I don’t know about you, but I’ve grown weary listening to those who say that single payer advocates have failed to demonstrate that a single payer system would bring us more than only nominal, one-time savings in administrative costs. Go to the PNHP website (www.pnhp.org) and type in “administrative waste” in the search window at the top of the opening page, but be prepared to spend a lot of time.

Massive, middlemen administrative waste permeates our entire health care system. It is not limited to the excesses of the private insurance industry, though that industry is a major contributor, both directly in its own costs, and indirectly by the burden placed on the health care delivery system. There are a great many other innovative administrative organizations involved, often subsidiaries of the insurers.

These same individuals who discredit the potential for recovering administrative waste also fail to mention the other benefits of single payer such as true universality, equity, efficiency, improved value in health care purchasing, and humane methods of cost containment.
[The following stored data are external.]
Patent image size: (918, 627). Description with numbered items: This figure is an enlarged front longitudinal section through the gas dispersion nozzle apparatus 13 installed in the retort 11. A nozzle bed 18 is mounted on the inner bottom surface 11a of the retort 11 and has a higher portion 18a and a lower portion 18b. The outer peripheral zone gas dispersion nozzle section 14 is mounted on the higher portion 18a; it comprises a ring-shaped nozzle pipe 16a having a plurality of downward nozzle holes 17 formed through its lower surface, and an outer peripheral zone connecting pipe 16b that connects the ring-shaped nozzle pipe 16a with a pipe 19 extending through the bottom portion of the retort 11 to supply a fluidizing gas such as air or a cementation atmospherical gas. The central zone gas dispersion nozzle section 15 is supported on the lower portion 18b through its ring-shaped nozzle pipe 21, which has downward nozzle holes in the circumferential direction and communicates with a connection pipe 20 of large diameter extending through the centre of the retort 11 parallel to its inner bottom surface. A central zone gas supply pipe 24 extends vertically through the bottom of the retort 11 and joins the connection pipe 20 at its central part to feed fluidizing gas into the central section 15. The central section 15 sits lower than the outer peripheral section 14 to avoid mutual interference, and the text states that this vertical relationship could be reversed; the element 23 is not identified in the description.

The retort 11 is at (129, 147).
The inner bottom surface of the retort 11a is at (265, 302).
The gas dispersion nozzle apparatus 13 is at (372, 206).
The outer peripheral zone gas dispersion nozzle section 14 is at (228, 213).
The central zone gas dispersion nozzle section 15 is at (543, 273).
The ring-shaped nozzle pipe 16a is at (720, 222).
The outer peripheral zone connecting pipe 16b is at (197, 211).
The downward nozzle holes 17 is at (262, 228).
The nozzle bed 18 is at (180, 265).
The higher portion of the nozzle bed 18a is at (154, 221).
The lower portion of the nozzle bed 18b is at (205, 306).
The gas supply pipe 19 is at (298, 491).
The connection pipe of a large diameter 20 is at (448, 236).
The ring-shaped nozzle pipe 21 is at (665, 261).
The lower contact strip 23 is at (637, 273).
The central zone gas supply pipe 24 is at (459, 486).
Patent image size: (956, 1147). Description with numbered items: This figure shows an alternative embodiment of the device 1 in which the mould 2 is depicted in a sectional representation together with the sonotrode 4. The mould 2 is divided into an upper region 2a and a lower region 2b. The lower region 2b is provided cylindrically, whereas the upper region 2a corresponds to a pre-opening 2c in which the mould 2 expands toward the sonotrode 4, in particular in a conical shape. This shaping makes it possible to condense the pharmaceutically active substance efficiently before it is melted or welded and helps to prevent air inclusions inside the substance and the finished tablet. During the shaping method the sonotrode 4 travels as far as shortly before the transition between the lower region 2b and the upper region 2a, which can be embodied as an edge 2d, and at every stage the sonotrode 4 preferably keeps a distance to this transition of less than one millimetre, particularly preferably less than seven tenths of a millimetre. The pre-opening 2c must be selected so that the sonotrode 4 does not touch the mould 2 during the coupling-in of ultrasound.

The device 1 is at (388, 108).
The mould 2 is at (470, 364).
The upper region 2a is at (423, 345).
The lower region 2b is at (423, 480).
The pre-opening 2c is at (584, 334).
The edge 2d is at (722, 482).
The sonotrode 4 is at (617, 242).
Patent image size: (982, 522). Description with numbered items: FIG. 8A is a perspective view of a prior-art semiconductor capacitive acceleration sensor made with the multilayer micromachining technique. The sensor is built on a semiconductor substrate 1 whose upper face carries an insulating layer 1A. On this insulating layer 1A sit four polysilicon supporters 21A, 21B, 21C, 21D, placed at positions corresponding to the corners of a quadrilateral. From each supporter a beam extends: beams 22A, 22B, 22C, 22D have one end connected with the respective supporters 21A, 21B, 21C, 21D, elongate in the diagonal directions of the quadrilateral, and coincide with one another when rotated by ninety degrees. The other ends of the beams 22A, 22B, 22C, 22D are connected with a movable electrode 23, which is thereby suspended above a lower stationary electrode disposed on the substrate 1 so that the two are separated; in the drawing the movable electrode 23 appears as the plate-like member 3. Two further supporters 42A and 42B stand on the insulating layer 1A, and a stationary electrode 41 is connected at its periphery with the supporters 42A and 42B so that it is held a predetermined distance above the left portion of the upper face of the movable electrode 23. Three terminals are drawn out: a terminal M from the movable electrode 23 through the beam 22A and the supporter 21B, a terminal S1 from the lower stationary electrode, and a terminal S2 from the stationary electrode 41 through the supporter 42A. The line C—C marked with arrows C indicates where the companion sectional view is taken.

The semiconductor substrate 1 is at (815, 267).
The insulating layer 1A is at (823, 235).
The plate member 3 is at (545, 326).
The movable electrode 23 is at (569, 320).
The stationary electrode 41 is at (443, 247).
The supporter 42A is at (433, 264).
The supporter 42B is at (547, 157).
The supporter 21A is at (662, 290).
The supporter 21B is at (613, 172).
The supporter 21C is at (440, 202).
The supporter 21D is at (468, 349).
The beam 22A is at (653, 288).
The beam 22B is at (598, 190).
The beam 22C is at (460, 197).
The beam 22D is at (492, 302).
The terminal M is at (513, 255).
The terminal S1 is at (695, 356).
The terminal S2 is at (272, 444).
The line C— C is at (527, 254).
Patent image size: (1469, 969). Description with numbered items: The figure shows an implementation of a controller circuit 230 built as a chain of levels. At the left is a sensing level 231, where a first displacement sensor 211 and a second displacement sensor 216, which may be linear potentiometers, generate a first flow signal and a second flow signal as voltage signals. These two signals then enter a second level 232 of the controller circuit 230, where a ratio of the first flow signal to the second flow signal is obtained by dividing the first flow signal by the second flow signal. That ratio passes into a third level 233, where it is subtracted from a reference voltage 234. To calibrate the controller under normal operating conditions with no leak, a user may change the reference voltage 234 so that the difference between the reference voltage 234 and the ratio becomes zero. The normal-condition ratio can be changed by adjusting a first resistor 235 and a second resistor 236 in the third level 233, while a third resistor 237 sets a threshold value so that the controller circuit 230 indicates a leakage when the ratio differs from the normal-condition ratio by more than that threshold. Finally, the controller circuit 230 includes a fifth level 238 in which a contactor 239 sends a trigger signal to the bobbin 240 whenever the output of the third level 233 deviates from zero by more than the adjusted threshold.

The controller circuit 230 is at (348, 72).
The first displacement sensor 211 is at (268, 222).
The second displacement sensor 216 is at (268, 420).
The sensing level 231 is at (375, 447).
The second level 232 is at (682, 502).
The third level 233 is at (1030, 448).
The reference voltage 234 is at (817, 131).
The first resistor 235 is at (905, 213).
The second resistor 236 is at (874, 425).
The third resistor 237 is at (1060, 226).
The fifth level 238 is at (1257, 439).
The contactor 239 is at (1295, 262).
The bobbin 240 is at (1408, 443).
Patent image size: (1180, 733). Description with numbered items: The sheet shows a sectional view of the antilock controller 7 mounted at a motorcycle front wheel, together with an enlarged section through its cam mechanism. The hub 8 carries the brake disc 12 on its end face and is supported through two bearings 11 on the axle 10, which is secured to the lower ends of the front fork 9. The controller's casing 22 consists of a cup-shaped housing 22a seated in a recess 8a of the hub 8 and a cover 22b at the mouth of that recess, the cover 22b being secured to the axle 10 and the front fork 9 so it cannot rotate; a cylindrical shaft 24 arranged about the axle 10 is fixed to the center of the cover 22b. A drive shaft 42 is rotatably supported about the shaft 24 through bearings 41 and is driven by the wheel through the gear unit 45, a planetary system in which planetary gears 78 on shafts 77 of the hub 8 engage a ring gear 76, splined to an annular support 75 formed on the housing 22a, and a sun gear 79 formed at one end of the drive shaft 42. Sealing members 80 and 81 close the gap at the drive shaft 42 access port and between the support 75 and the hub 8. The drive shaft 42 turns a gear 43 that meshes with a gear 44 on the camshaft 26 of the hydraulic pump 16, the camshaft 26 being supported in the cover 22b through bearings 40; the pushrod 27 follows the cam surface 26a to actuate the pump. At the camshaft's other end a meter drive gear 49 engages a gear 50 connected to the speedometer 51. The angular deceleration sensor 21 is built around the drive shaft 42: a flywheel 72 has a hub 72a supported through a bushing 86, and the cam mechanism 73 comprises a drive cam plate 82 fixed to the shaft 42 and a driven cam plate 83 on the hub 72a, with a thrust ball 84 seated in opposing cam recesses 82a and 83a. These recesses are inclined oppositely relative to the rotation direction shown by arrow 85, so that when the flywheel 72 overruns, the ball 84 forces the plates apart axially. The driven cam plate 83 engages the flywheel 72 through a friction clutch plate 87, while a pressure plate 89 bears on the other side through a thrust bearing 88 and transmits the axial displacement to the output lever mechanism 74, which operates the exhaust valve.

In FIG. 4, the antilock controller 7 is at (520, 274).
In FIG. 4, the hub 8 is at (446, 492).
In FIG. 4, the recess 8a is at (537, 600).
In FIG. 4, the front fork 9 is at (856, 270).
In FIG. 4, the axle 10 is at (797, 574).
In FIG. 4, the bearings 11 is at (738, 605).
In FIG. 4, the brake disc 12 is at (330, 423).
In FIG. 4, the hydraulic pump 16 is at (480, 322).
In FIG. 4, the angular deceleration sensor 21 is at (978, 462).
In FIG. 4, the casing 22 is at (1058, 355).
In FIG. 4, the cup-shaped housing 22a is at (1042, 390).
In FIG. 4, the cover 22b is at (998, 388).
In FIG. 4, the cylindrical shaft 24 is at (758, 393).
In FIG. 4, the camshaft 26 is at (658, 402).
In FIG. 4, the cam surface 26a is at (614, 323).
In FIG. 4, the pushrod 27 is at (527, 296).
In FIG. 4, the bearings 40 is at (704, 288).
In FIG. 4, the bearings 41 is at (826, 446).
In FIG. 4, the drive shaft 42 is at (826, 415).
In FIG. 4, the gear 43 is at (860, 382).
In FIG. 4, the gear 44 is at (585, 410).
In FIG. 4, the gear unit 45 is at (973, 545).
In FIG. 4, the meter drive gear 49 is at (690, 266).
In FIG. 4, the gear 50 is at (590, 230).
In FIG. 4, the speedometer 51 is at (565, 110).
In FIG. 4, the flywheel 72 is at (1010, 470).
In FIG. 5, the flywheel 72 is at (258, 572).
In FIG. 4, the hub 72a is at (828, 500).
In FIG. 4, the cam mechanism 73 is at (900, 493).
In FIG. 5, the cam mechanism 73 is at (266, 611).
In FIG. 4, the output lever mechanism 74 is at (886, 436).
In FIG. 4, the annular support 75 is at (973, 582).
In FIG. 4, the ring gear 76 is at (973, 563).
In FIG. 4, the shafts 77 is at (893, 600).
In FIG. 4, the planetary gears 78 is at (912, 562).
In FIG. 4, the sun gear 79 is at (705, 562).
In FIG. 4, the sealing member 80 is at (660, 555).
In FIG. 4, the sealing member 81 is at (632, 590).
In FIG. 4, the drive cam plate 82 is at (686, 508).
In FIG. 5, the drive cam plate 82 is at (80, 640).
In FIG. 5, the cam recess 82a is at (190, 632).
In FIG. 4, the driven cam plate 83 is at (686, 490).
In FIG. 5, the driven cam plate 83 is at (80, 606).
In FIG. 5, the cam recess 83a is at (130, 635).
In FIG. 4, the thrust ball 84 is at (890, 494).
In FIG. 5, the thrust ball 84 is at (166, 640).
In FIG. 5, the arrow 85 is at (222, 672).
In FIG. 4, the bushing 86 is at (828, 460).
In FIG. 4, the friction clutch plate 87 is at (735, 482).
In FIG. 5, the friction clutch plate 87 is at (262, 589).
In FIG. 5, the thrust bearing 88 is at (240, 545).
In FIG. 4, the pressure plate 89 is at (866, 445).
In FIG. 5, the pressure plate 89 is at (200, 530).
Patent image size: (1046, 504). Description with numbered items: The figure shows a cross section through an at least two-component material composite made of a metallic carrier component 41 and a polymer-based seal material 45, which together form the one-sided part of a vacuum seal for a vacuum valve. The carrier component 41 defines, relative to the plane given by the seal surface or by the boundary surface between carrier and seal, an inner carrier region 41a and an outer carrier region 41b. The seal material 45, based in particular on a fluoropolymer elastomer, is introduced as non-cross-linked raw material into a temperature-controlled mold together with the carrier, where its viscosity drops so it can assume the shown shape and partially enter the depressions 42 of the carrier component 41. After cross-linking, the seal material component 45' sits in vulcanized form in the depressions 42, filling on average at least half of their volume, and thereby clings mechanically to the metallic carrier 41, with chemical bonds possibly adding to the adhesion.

But I have to hand it to David Boone, CEO of American CareSource. What could be more appropriate for this entrepreneurial middleman organization than celebrating success with a ship’s bell, a Donald Trump wig, and a hat stuffed with dollar bills? How fitting!

This should inspire the insurance industry’s AHIP. When Congress passes health care reform based on private health plans, AHIP can pass out the Donald Trump wigs with the hats stuffed with money. But the bell? Shipping in that bell from Philadelphia won’t do since it has a crack in it. That’s okay. Piping in the opening bell of the NYSE would much more befit the occasion anyway.